Certain Plan Amendments Related to the COVID-19 Outbreak

Notice 2020-01 provides that, if a qualified retirement plan is amended to provide for the increased loan amounts or coronavirus-related distributions made available under the CARES Act (see our separate CARES Act Alert, here), the DOL will treat the plan as being operated in accordance with the terms of such amendment prior to its adoption if (1) the amendment is (i) made on or before the last day of the first plan year beginning on or after January 1, 2022 (or such later date prescribed by the Secretary of the Treasury), and (ii) made retroactive to March 27, 2020, and (2) the plan is operated in full compliance with the CARES Act provisions (Section 2202) governing the new loan relief and coronavirus-related distributions during this period.

Delays in Depositing Plan Assets from Participant Contributions and Loan Repayments

A participant’s salary contributions and loan repayments made from payroll deductions are considered qualified retirement plan assets under ERISA. Generally, these funds must be forwarded to the plan on the earliest date on which such amounts can reasonably be segregated from the employer’s general assets (but in no event later than the 15th business day of the month following the month in which the amounts were paid to or withheld by the employer).

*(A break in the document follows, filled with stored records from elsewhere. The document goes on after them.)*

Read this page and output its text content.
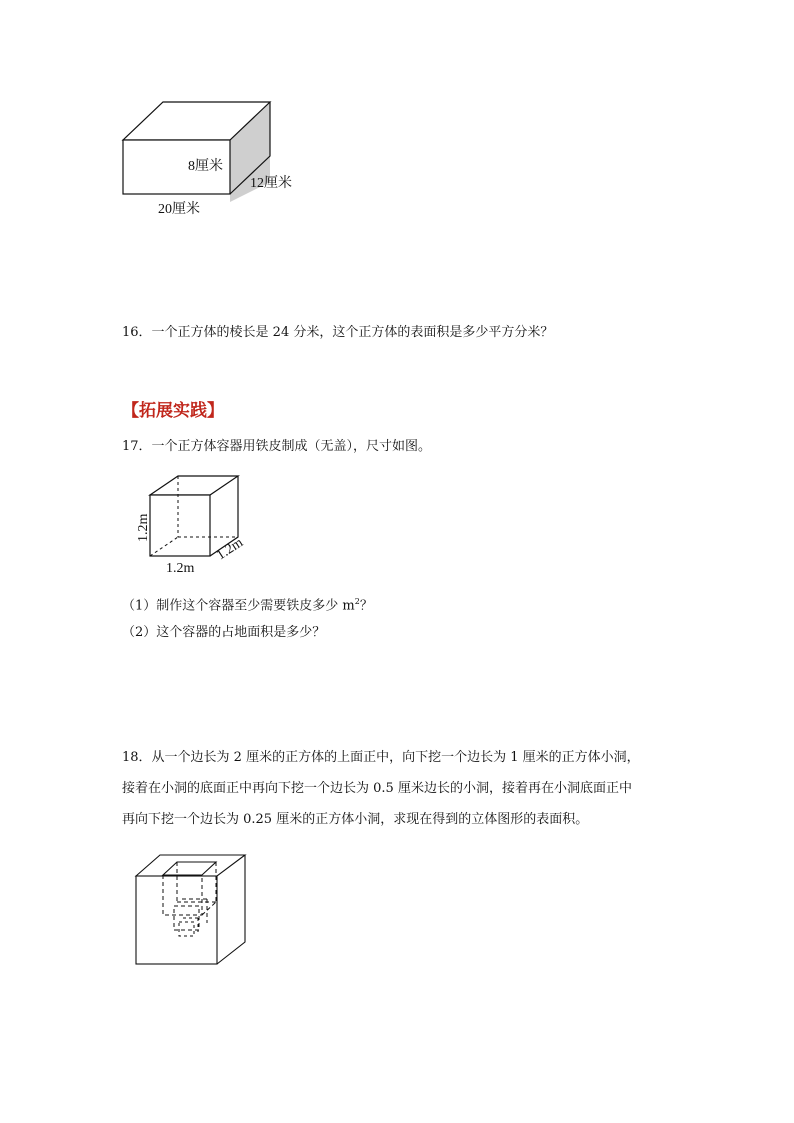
8厘米
12厘米
20厘米
16．一个正方体的棱长是 24 分米，这个正方体的表面积是多少平方分米？
【拓展实践】
17．一个正方体容器用铁皮制成（无盖），尺寸如图。
1.2m
1.2m
1.2m
（1）制作这个容器至少需要铁皮多少 $m^2$？
（2）这个容器的占地面积是多少？
18．从一个边长为 2 厘米的正方体的上面正中，向下挖一个边长为 1 厘米的正方体小洞，
接着在小洞的底面正中再向下挖一个边长为 0.5 厘米边长的小洞，接着再在小洞底面正中
再向下挖一个边长为 0.25 厘米的正方体小洞，求现在得到的立体图形的表面积。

Under Notice 2020-01, the DOL will not take enforcement action with respect to a temporary delay in forwarding such payments or contributions to a qualified retirement plan during the Outbreak Period if the delay is solely attributable to the COVID-19 outbreak. In the event of such a delay, employers and service providers must act reasonably, prudently, and in the interest of employees to comply as soon as administratively practicable under the circumstances.

Joint Notice

Under the Joint Notice, the Outbreak Period is disregarded for the purpose of counting the following time periods and deadlines applicable to group health plans, disability and other employee welfare benefit plans, and tax-qualified retirement plans subject to ERISA:

  • Participant time frames under ERISA’s claims procedures, including for filing initial claims and appeals of adverse benefit determinations.
  • HIPAA’s special enrollment period required to be offered to individuals by a group health plan in certain circumstances, including when an employee or dependent loses eligibility for a group health plan or other health insurance coverage, or when an employee experiences the addition of a dependent by birth, marriage, adoption, or placement for adoption. Generally, the enrollment period is 30 days (or 60 days in the case of the special enrollment rights added by the Children’s Health Insurance Program Reauthorization Act of 2009).
  • COBRA notice and election periods:
    • Group health plan’s 14day deadline to provide notice to a qualified beneficiary of COBRA eligibility.
    • Covered employee’s 60-day election period for COBRA continuation coverage.
    • COBRA enrollee’s 30-day grace period to make COBRA premium payments.
    • Covered employee’s (or qualified beneficiary’s) 60-day period to provide notice to the administrator of the occurrence of a qualifying event (divorce, separation, dependent child status change) or determination of disability.
  • Deadlines for requesting external review for group health plan claims:
    • The four-month period within which claimants may file a request for an external review after receipt of an adverse benefit determination or final internal adverse benefit determination.
    • The date within which a claimant may file information to perfect a request for external review upon a finding that the request was not complete (the later of the four-month filing period or within 48 hours of receiving a request for additional information to complete the request).